From: Peter F. Patel-Schneider <pfps@research.bell-labs.com>
Sent: Thursday, May 17, 2001 12:17 PM
Subject: Re: What do the ontologists want

> I find the amount of RDF that DAML+OIL uses to be quite instructive
> in this regard.  DAML+OIL does not use reification, nor does it use
> containers.

But I think it would do if it wanted to express some of the prose
semantics for terms in RDF. And then you get the problems, such as the
fact that "daml:DatatypeProperty" violates the "typed nodes can't
inherit range and domain semantics" rule and so forth... (as if anyone
cares). Incidentally though, I don't think that there are going to be
processors that try to bootstrap DAML in from nowhere - there's always
going to be some level of primitives. In fact, to infer some of the
DAML rules, you'd need a language that has some terms that are more
powerful than DAML itself, so that'd be pointless.

> I think that there are some of us who worry mostly about the
> theoretical aspects of RDF, and some of us who worry mostly
> (solely) about the practical aspects of RDF.  Unfortunately for
> the latter group, it is impossible to have a web representation
> language without have the former taken care of, all protestations
> of some in the latter group notwithstanding.

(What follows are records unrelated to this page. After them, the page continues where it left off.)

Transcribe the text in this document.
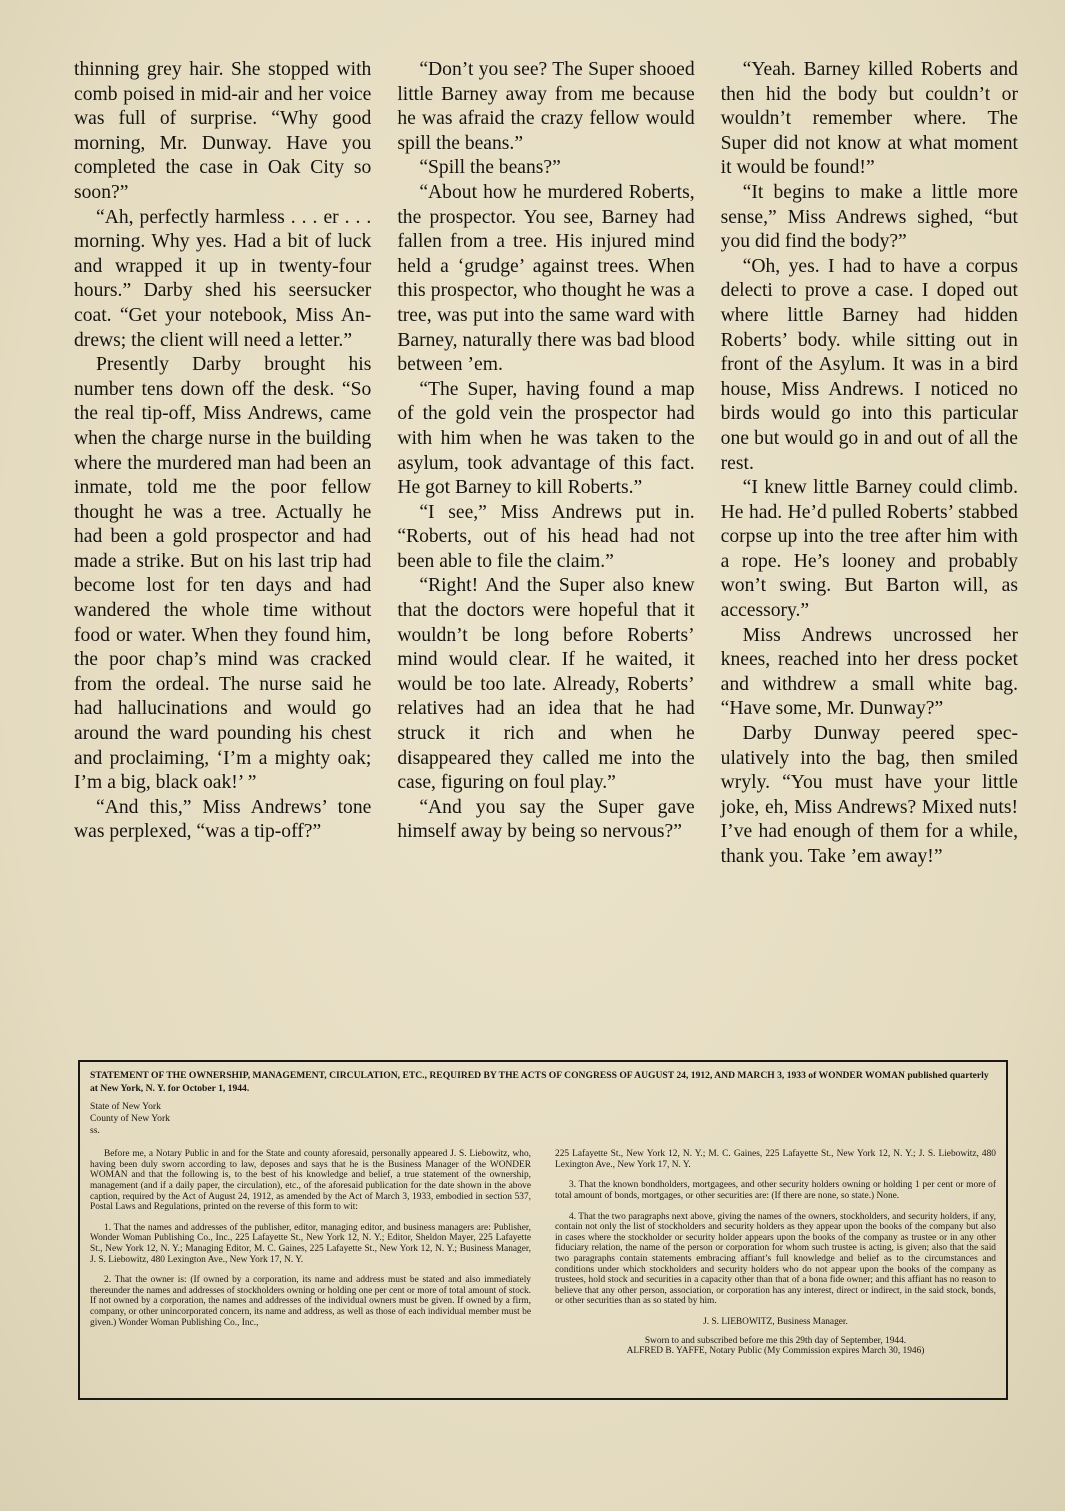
thinning grey hair. She stopped with comb poised in mid-air and her voice was full of surprise. “Why good morning, Mr. Dunway. Have you completed the case in Oak City so soon?”

“Ah, perfectly harmless . . . er . . . morning. Why yes. Had a bit of luck and wrapped it up in twenty-four hours.” Darby shed his seersucker coat. “Get your notebook, Miss Andrews; the client will need a letter.”

Presently Darby brought his number tens down off the desk. “So the real tip-off, Miss Andrews, came when the charge nurse in the building where the murdered man had been an inmate, told me the poor fellow thought he was a tree. Actually he had been a gold prospector and had made a strike. But on his last trip had become lost for ten days and had wandered the whole time without food or water. When they found him, the poor chap’s mind was cracked from the ordeal. The nurse said he had hallucinations and would go around the ward pounding his chest and proclaiming, ‘I’m a mighty oak; I’m a big, black oak!’ ”

“And this,” Miss Andrews’ tone was perplexed, “was a tip-off?”

“Don’t you see? The Super shooed little Barney away from me because he was afraid the crazy fellow would spill the beans.”

“Spill the beans?”

“About how he murdered Roberts, the prospector. You see, Barney had fallen from a tree. His injured mind held a ‘grudge’ against trees. When this prospector, who thought he was a tree, was put into the same ward with Barney, naturally there was bad blood between ’em.

“The Super, having found a map of the gold vein the prospector had with him when he was taken to the asylum, took advantage of this fact. He got Barney to kill Roberts.”

“I see,” Miss Andrews put in. “Roberts, out of his head had not been able to file the claim.”

“Right! And the Super also knew that the doctors were hopeful that it wouldn’t be long before Roberts’ mind would clear. If he waited, it would be too late. Already, Roberts’ relatives had an idea that he had struck it rich and when he disappeared they called me into the case, figuring on foul play.”

“And you say the Super gave himself away by being so nervous?”

“Yeah. Barney killed Roberts and then hid the body but couldn’t or wouldn’t remember where. The Super did not know at what moment it would be found!”

“It begins to make a little more sense,” Miss Andrews sighed, “but you did find the body?”

“Oh, yes. I had to have a corpus delecti to prove a case. I doped out where little Barney had hidden Roberts’ body. while sitting out in front of the Asylum. It was in a bird house, Miss Andrews. I noticed no birds would go into this particular one but would go in and out of all the rest.

“I knew little Barney could climb. He had. He’d pulled Roberts’ stabbed corpse up into the tree after him with a rope. He’s looney and probably won’t swing. But Barton will, as accessory.”

Miss Andrews uncrossed her knees, reached into her dress pocket and withdrew a small white bag. “Have some, Mr. Dunway?”

Darby Dunway peered speculatively into the bag, then smiled wryly. “You must have your little joke, eh, Miss Andrews? Mixed nuts! I’ve had enough of them for a while, thank you. Take ’em away!”

STATEMENT OF THE OWNERSHIP, MANAGEMENT, CIRCULATION, ETC., REQUIRED BY THE ACTS OF CONGRESS OF AUGUST 24, 1912, AND MARCH 3, 1933 of WONDER WOMAN published quarterly at New York, N. Y. for October 1, 1944.
State of New York
County of New York
ss.

Before me, a Notary Public in and for the State and county aforesaid, personally appeared J. S. Liebowitz, who, having been duly sworn according to law, deposes and says that he is the Business Manager of the WONDER WOMAN and that the following is, to the best of his knowledge and belief, a true statement of the ownership, management (and if a daily paper, the circulation), etc., of the aforesaid publication for the date shown in the above caption, required by the Act of August 24, 1912, as amended by the Act of March 3, 1933, embodied in section 537, Postal Laws and Regulations, printed on the reverse of this form to wit:

1. That the names and addresses of the publisher, editor, managing editor, and business managers are: Publisher, Wonder Woman Publishing Co., Inc., 225 Lafayette St., New York 12, N. Y.; Editor, Sheldon Mayer, 225 Lafayette St., New York 12, N. Y.; Managing Editor, M. C. Gaines, 225 Lafayette St., New York 12, N. Y.; Business Manager, J. S. Liebowitz, 480 Lexington Ave., New York 17, N. Y.

2. That the owner is: (If owned by a corporation, its name and address must be stated and also immediately thereunder the names and addresses of stockholders owning or holding one per cent or more of total amount of stock. If not owned by a corporation, the names and addresses of the individual owners must be given. If owned by a firm, company, or other unincorporated concern, its name and address, as well as those of each individual member must be given.) Wonder Woman Publishing Co., Inc.,

225 Lafayette St., New York 12, N. Y.; M. C. Gaines, 225 Lafayette St., New York 12, N. Y.; J. S. Liebowitz, 480 Lexington Ave., New York 17, N. Y.

3. That the known bondholders, mortgagees, and other security holders owning or holding 1 per cent or more of total amount of bonds, mortgages, or other securities are: (If there are none, so state.) None.

4. That the two paragraphs next above, giving the names of the owners, stockholders, and security holders, if any, contain not only the list of stockholders and security holders as they appear upon the books of the company but also in cases where the stockholder or security holder appears upon the books of the company as trustee or in any other fiduciary relation, the name of the person or corporation for whom such trustee is acting, is given; also that the said two paragraphs contain statements embracing affiant’s full knowledge and belief as to the circumstances and conditions under which stockholders and security holders who do not appear upon the books of the company as trustees, hold stock and securities in a capacity other than that of a bona fide owner; and this affiant has no reason to believe that any other person, association, or corporation has any interest, direct or indirect, in the said stock, bonds, or other securities than as so stated by him.

J. S. LIEBOWITZ, Business Manager.
Sworn to and subscribed before me this 29th day of September, 1944.
ALFRED B. YAFFE, Notary Public (My Commission expires March 30, 1946)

Well, I didn't mean to imply that the former wasn't important - just
that sometimes there is an annoying level of pedantry that isn't
needed for implementation. I think that this particular thread has
been quite enlightening though.

RDF is far from complete, but once we have a stable model and a
cohesive syntax, it shouldn't to build applications on top of this and
then leave the general purpose machines to sort it out. CWM has been
quite an inspiration to me.

Whilst I'm on the thread, I agree with Jim Hendlers comments that
getting rid of triples as is would be a bust. I also think that to get
rid of reification would be a bust, noting some of Bill deHora's
comments. In fact, DAML can be used to model systems that use
reification quite neatly, so why not? The annotation people will
probably find a use for it, and there are loads of applications for
the old ":p :says { :x :y :z }" thing.

Maybe the KR folk are just grumpy because they didn't think of
grounding their terms in a global information space... [sound of me
ducking].

--
Kindest Regards,
Sean B. Palmer
@prefix : <http://webns.net/roughterms/> .
:Sean :hasHomepage <http://purl.org/net/sbp/> .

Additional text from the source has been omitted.